Editorial
Cozinha portuguesa. E agora?
Cinco anos de Sangue na Guelra. Dezenas de horas de conversas com gastrónomos, produtores, investidores, equipas de sala e cozinheiros, entre nomes firmados e estrelas em ascensão da imparável cena gastronómica portuguesa e internacional. Entre experiências, partilhas, interrogações, uma certeza: a cozinha tradicional portuguesa é rica e íntegra, e o levantamento do seu receituário é exaustivo. Recorrentemente, surge a questão: E agora? Que cozinha vamos fazer?
Destes cinco anos inesquecíveis, retemos, em primeiro lugar, a vontade, tantas vezes expressa pelos nossos convidados, de mais partilha, união e trabalho conjunto nas cozinhas, nas regiões, no país. Por isso, desafiar alguns dos mais brilhantes e criativos chefs portugueses a trabalharem juntos temas emblemáticos da nossa gastronomia para apresentarem neste simpósio, foi uma consequência natural do processo. E o entusiamo com que todos eles abraçaram o desafio confirmou a pertinência da ideia.
Mas quisemos ir ainda mais longe.
Porque achamos que faz todo o sentido incentivar a união de toda a comunidade gastronómica (chefs, produtores, investidores, gastrónomos, jornalistas, investigadores, artistas, consumidores) em torno da cozinha portuguesa.
Porque acreditamos que todos os portugueses têm direito a uma alimentação informada, responsável e de qualidade, e que nos compete, a todos, partilhar conhecimentos, proteger tradições e incentivar mudanças que promovam este objectivo comum.

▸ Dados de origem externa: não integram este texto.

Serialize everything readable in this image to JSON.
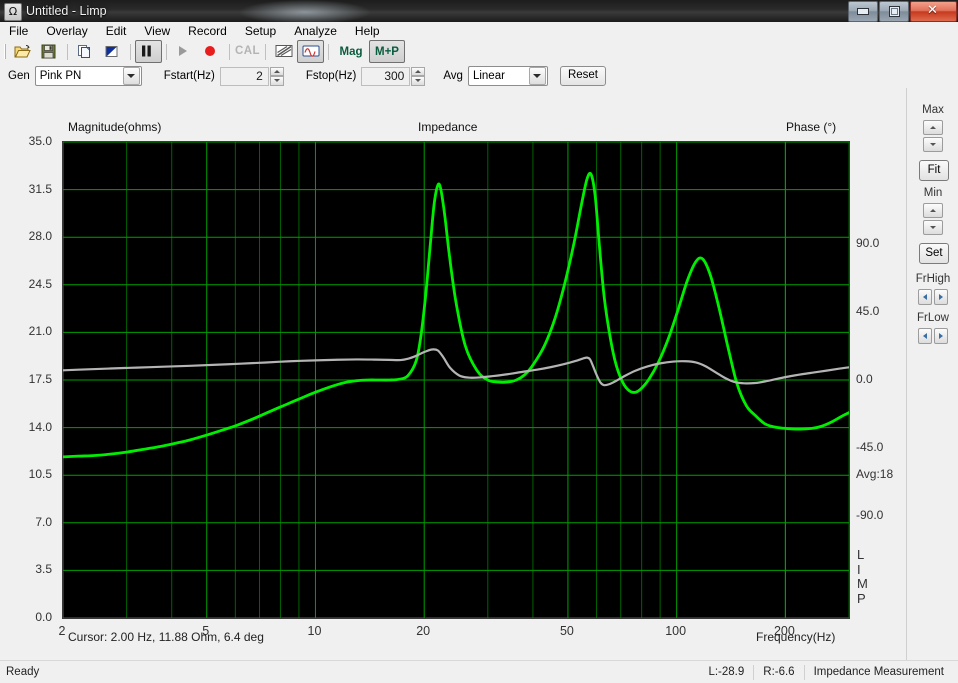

Deste movimento, deste intenso debate, promovido também por muitos outros ao longo dos últimos anos, nasceu o Manifesto para o Futuro da Cozinha Portuguesa - ou Manifesto 0.0. Zero de origem; zero, um número que não vale sozinho, que aguarda pelos outros... É um documento que pretende definir denominadores comuns de uma cozinha que fala muitas línguas, porque está viva e, desde sempre, aberta ao mundo, mas que não perde de vista a sua identidade. É este o Manifesto que o convidamos a ler e, se se revir nestes princípios, subscrever. No entanto, subscrever este documento significa assumir um compromisso e, nas nossas casas, escolas, cozinhas, serviços, associações, enfim, na nossa comunidade, lutar pela sua materialização!

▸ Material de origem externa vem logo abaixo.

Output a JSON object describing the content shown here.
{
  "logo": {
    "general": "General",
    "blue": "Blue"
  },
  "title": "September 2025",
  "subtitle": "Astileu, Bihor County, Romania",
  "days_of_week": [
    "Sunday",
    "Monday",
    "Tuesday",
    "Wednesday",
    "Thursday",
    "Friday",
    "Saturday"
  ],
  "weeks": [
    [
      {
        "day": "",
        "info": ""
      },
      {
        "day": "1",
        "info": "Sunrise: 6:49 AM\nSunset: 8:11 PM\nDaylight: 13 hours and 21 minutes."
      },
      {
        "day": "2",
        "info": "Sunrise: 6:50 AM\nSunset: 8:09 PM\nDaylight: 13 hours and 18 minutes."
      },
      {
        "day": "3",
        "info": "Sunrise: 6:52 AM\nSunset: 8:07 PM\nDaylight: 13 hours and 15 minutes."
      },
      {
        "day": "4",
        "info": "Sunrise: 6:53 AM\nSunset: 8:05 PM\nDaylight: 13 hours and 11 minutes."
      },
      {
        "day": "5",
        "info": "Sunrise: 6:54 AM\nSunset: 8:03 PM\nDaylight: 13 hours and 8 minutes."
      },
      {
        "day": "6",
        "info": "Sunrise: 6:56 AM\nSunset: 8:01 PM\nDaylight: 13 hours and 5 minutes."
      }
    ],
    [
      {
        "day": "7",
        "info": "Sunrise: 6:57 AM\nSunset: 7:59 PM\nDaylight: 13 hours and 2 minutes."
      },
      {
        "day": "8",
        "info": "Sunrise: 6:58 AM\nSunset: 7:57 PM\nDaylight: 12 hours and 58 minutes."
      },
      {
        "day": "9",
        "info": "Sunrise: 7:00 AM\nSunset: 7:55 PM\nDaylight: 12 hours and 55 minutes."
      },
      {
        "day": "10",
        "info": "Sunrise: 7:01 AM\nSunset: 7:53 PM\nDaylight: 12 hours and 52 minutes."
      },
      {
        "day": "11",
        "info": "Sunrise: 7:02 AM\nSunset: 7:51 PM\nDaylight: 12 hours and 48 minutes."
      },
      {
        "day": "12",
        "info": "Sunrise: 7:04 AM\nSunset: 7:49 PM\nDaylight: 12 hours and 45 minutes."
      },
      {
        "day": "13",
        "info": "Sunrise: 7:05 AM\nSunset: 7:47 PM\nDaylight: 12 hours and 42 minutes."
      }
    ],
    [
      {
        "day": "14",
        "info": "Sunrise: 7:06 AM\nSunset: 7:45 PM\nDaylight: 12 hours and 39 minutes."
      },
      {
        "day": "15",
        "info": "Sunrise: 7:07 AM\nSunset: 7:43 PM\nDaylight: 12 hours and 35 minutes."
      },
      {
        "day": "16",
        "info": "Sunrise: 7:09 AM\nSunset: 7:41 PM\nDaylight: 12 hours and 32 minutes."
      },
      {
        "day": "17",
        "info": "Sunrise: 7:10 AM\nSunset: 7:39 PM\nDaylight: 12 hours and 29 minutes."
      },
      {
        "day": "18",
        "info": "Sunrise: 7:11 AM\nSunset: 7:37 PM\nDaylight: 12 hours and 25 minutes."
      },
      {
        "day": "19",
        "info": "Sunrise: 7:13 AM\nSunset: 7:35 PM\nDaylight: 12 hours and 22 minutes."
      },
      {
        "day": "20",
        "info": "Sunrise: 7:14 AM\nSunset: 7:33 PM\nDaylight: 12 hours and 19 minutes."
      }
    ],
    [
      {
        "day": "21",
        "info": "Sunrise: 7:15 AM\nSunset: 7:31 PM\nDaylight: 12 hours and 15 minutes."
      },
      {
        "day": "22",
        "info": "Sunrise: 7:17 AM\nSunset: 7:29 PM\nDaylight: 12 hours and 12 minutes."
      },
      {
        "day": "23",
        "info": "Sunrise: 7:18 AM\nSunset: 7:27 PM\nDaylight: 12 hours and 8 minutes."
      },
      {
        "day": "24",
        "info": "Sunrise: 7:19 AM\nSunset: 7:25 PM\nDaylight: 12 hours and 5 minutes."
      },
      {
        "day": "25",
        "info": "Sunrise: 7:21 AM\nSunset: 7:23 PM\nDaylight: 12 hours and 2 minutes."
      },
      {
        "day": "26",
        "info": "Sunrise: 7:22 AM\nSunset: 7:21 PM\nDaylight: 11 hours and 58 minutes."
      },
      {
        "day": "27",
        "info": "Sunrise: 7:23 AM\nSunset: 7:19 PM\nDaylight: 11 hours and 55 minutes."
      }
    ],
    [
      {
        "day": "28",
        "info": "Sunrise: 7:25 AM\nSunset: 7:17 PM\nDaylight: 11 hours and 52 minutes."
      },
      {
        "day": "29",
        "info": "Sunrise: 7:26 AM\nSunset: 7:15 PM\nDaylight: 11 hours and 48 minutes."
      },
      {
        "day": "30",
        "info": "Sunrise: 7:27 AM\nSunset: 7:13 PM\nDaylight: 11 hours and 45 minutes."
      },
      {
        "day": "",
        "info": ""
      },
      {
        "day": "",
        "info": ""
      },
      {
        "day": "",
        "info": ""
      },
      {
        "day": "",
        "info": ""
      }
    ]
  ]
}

MANIFESTO PARA O FUTURO DA COZINHA PORTUGUESA
1. Temos orgulho no nosso país, na nossa tradição gastronómica e reconhecemos a riqueza da identidade da cozinha portuguesa!
2. A nossa identidade gastronómica é a nossa origem, o que nos funda como cozinheiros(as) – é o reflexo do nosso território, mas também dos povos e culturas que a influenciam desde séculos aos dias de hoje, contribuindo para a sua riqueza e diversidade.

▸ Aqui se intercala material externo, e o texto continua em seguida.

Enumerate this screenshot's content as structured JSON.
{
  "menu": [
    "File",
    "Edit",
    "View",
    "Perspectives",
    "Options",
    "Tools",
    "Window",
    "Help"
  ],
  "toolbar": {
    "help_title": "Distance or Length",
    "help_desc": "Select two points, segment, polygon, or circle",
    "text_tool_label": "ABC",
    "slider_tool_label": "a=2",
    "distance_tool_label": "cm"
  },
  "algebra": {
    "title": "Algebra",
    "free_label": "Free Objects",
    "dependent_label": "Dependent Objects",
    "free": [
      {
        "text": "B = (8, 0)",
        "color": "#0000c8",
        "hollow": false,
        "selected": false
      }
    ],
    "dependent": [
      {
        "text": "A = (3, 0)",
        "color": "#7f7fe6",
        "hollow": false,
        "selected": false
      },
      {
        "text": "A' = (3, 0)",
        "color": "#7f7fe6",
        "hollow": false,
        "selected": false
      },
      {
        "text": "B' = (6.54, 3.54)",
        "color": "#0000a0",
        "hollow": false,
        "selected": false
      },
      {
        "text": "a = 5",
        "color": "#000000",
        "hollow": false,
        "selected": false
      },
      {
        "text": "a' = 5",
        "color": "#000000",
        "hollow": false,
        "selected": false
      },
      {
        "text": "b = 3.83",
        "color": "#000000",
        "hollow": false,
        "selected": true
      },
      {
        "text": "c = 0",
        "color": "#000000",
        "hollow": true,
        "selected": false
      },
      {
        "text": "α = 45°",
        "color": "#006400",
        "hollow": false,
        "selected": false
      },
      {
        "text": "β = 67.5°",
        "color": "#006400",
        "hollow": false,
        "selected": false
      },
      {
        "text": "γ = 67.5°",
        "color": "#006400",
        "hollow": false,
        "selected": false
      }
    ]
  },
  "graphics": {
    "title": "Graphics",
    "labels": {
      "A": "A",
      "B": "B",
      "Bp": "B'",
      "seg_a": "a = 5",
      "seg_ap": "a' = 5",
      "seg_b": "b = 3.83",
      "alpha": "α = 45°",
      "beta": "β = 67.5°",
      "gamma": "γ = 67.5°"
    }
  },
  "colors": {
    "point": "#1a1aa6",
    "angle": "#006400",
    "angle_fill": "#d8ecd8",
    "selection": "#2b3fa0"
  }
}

3. Promovemos a liberdade para criar e para explorar novos caminhos, novos pratos, novos sabores.
4. Defendemos que o acto de cozinhar não se esgota na procura do bom sabor. A cozinha é cerebral, interventiva, criativa, subversiva.
5. A criatividade não pode ser um fim em si mesma; deve ser consciente e informada e exprimir um contributo novo para a nossa cozinha.
6. Usamos a técnica para potenciar a linguagem individual de cada um de nós enquanto cozinheiro(a), no respeito por uma filosofia alimentar sustentável e de valorização da identidade gastronómica nacional.
7. Respeitamos a sazonalidade dos produtos e os ciclos biodinâmicos da Natureza.
8. Incentivamos o consumo responsável e sustentável dos produtos e das espécies animais, da terra e do mar.
9. Reclamamos o direito de todas as crianças conhecerem a identidade da nossa cozinha, aprenderem a cozinhar comida saborosa, saudável e de qualidade: tão importante como aprender a ler e a escrever!
10. Reconhecemos o valor dos pequenos produtores, os produtos autóctones e produzidos localmente, fomentando a sustentabilidade dos modos de produção e procurando recuperar produtos esquecidos e diferenciadores do nosso território.
11. Desafiamos todos os cozinheiros, consumidores, produtores, fornecedores, empresários do sector, jornalistas, investigadores, críticos, artistas, pensadores, a assumirem-se como agentes de mudança e de promoção da cozinha portuguesa!